Cairo: Two gunmen on a motorbike assassinated a senior Egyptian Interior Ministry official outside his home in Cairo on Tuesday, security officials said, putting pressure on the military-backed government as it struggles to contain an Islamist insurgency.

“General Mohammad Saeed, head of the technical office of the minister of interior, was targeted by gunmen,” said one of the officials.

Islamist militants have stepped up attacks on security forces since army chief Field Marshal Abdul Fattah Al Sissi toppled president Mohammad Mursi of the Muslim Brotherhood in July.

The assassination was carried out days before Sissi was expected to announce his candidacy for president. It also occurred hours before Mursi went on trial on charges of kidnapping and killing policemen after a 2011 jailbreak.

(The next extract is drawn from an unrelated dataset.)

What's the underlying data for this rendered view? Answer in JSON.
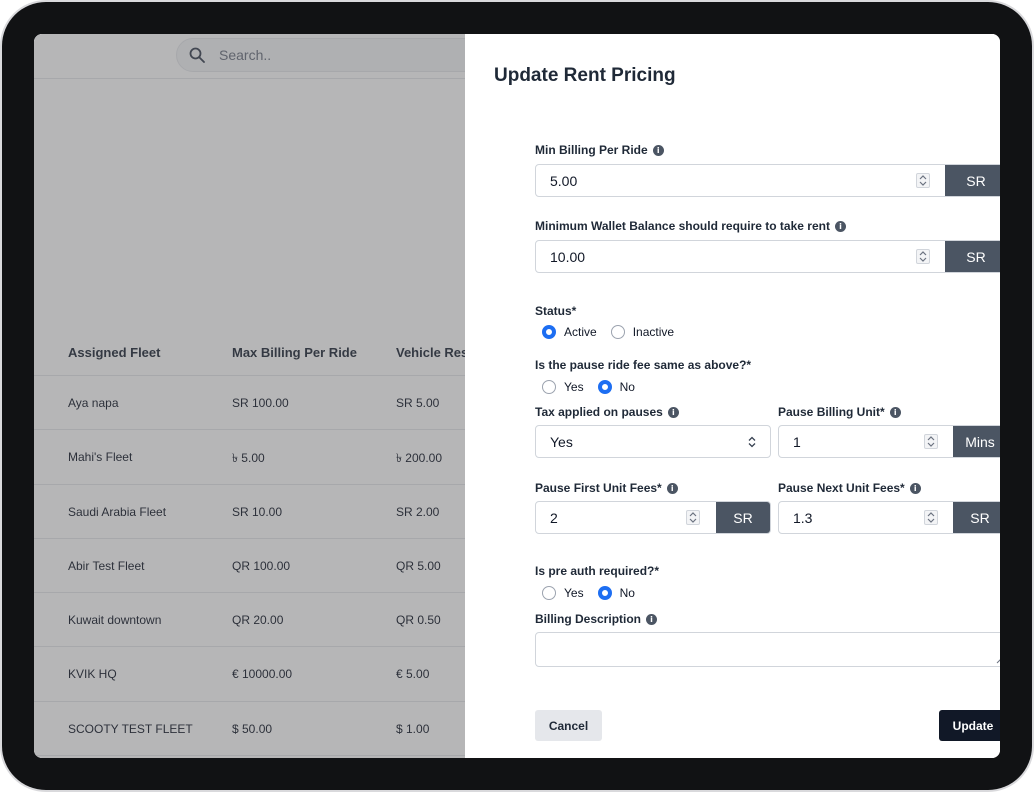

The Interior Ministry confirmed Saeed’s killing. He was an aide to Interior Minister Mohammad Ebrahim, who survived an assassination attempt last year.

Political violence has hit investment and tourism hard in Egypt, the most populous Arab nation.

Militant groups based in the largely lawless Sinai Peninsula have killed hundreds of police and soldiers since Mursi’s downfall. In the wake of his ouster, security forces also killed hundreds of his supporters on the streets of Cairo.

An Islamist insurgency appears to be taking root beyond Sinai. It took autocrat Hosni Mubarak several years to end an Islamist insurgency in the 1990s.

Last week, six people were killed in a wave of bomb attacks targeting policemen in Cairo. And a Sinai-based militant group brought down an army helicopter with a missile, killing five soldiers.